Is the SEC Endorsing… Climate-Conscious Investing?

Fennel
Fennel
Published in
5 min readMar 29, 2024

The Fennel Newsletter

What’s the news at Fennel? New “news” is the news!

(In our best “newsboy” accent, of course.)

We recently updated the app to provide some quality of life improvements to the in-app news feature. This includes things like: more news sources, the ability to read news directly from its source, and more.

News is yet another tool that can help inform your investments in-app, with stories including press releases, corporate actions, and company mentions in the media. On top of that, Fennel provides positive/negative sentiment analysis for the articles it features, for a little extra context.

Don’t take our word for it — check it out in the app yourself!

What We’re Talking About

Yahoo Finance

SEC Adopts Landmark Climate Rule — Here’s What It Means for Public Companies (Yahoo Finance)

What happened: The SEC adopted a landmark rule that requires large public companies to disclose certain climate risks. As part of their SEC registration and annual filings, large public companies will have to disclose:

Climate-related risks that have had (or will likely have) an impact on business,

  • How those risks affect company strategy going forward,
  • How management or board of directors plans to oversee climate risks,
  • How the company assesses its climate risks,

…and a handful of other climate-related reports. (You can read the SEC’s summary of these disclosures here.)

In addition, large public companies are also required to disclose their Scope 1 and Scope 2 emissions. Meanwhile, smaller public companies and growth companies have more flexibility in how they disclose their climate risks, and are not required to report emissions.

Why We Care: This rule has been in the making for about two years, and it’s attracted a lot of attention from both climate activists and corporate lobbying groups. The fact that it was finally adopted could imply that regulators are starting to take seriously the financial impacts of climate change.

However, it lacks one notable thing: any mention of “Scope 3” emissions. While “Scope 1” and “Scope 2” emissions involve a company’s first- and second-hand carbon emissions, Scope 3 includes carbon emitted by a company’s suppliers and customers, which can radically alter a company’s total carbon footprint.

For example, Scope 1 and Scope 2 emissions of an oil company don’t include the carbon emitted when its customers actually use the gasoline it sells — that would be Scope 3.

Only time will tell whether this new rule goes far enough to actually change anything, as many large public companies already report their Scope 1 and Scope 2 emissions or issue annual sustainability reports.

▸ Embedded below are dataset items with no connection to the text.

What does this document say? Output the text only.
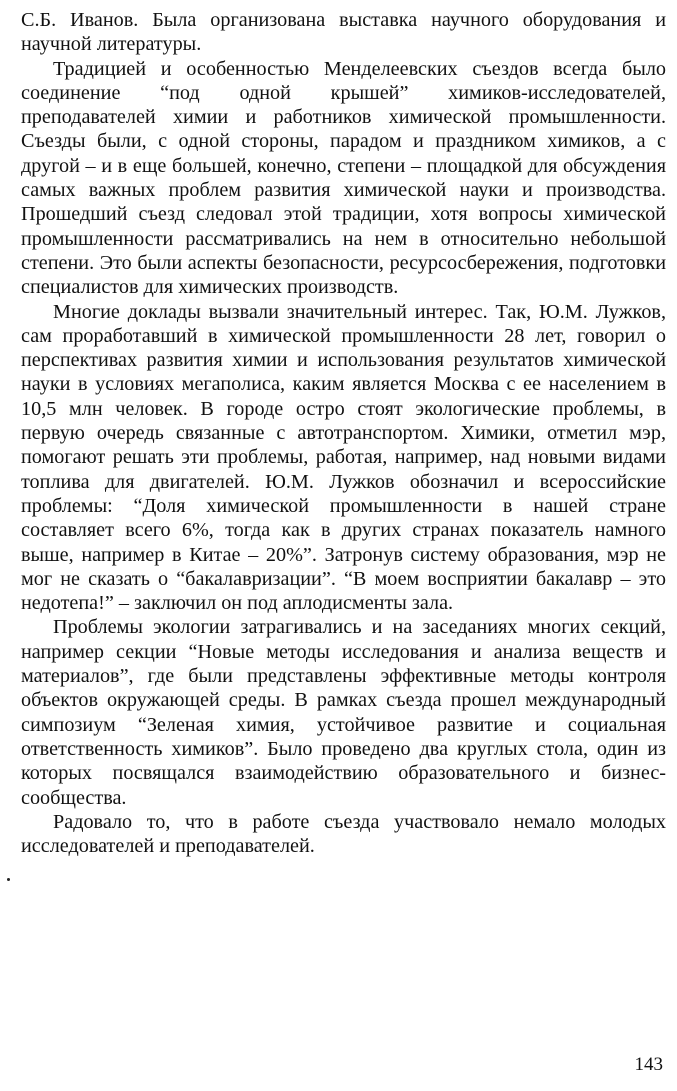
С.Б. Иванов. Была организована выставка научного оборудования и научной литературы.

Традицией и особенностью Менделеевских съездов всегда было соединение “под одной крышей” химиков-исследователей, преподавателей химии и работников химической промышленности. Съезды были, с одной стороны, парадом и праздником химиков, а с другой – и в еще большей, конечно, степени – площадкой для обсуждения самых важных проблем развития химической науки и производства. Прошедший съезд следовал этой традиции, хотя вопросы химической промышленности рассматривались на нем в относительно небольшой степени. Это были аспекты безопасности, ресурсосбережения, подготовки специалистов для химических производств.

Многие доклады вызвали значительный интерес. Так, Ю.М. Лужков, сам проработавший в химической промышленности 28 лет, говорил о перспективах развития химии и использования результатов химической науки в условиях мегаполиса, каким является Москва с ее населением в 10,5 млн человек. В городе остро стоят экологические проблемы, в первую очередь связанные с автотранспортом. Химики, отметил мэр, помогают решать эти проблемы, работая, например, над новыми видами топлива для двигателей. Ю.М. Лужков обозначил и всероссийские проблемы: “Доля химической промышленности в нашей стране составляет всего 6%, тогда как в других странах показатель намного выше, например в Китае – 20%”. Затронув систему образования, мэр не мог не сказать о “бакалавризации”. “В моем восприятии бакалавр – это недотепа!” – заключил он под аплодисменты зала.

Проблемы экологии затрагивались и на заседаниях многих секций, например секции “Новые методы исследования и анализа веществ и материалов”, где были представлены эффективные методы контроля объектов окружающей среды. В рамках съезда прошел международный симпозиум “Зеленая химия, устойчивое развитие и социальная ответственность химиков”. Было проведено два круглых стола, один из которых посвящался взаимодействию образовательного и бизнес-сообщества.

Радовало то, что в работе съезда участвовало немало молодых исследователей и преподавателей.

143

Question is, do we have the time to spare?

Shareholder Votes

Check out the “Votes” section in the app to learn more about this vote.

Should Disney add extra board seats? (April 3) — If you’ve been following the shareholder drama at Disney this year, you may be aware that the company is facing activist investors on two different fronts.

One of these investors is Blackwells Capital, a group that has recently been increasing its stake in Disney. Blackwells considers Disney’s real estate holdings to be especially valuable, representing about 44% of its market cap. They believe that Disney could spin out these holdings into a separate company or trust to generate extra capital, and they’ve nominated three people to run for seats on Disney’s board to explore potential growth strategies.

Blackwells put forward a shareholder proposal that supposes Disney should expand the number of seats on its board, which could potentially be interpreted as an olive branch to the company on behalf of Blackwells. In the case that Blackwells’ nominees win over Disney’s candidates, the company-nominated candidate(s) could still have a seat too.

However, Disney recommends that investors vote against the proposal, arguing that increasing the size of the Board to override the election results wouldn’t be in the company’s or shareholders’ best interests, even if the resulting vacancies would be filled by board-recommended nominees.

Why would Disney’s board advise voting against a proposal that was supposedly written to benefit it? Maybe, just maybe, there are some internal politics at play that average shareholders aren’t aware of.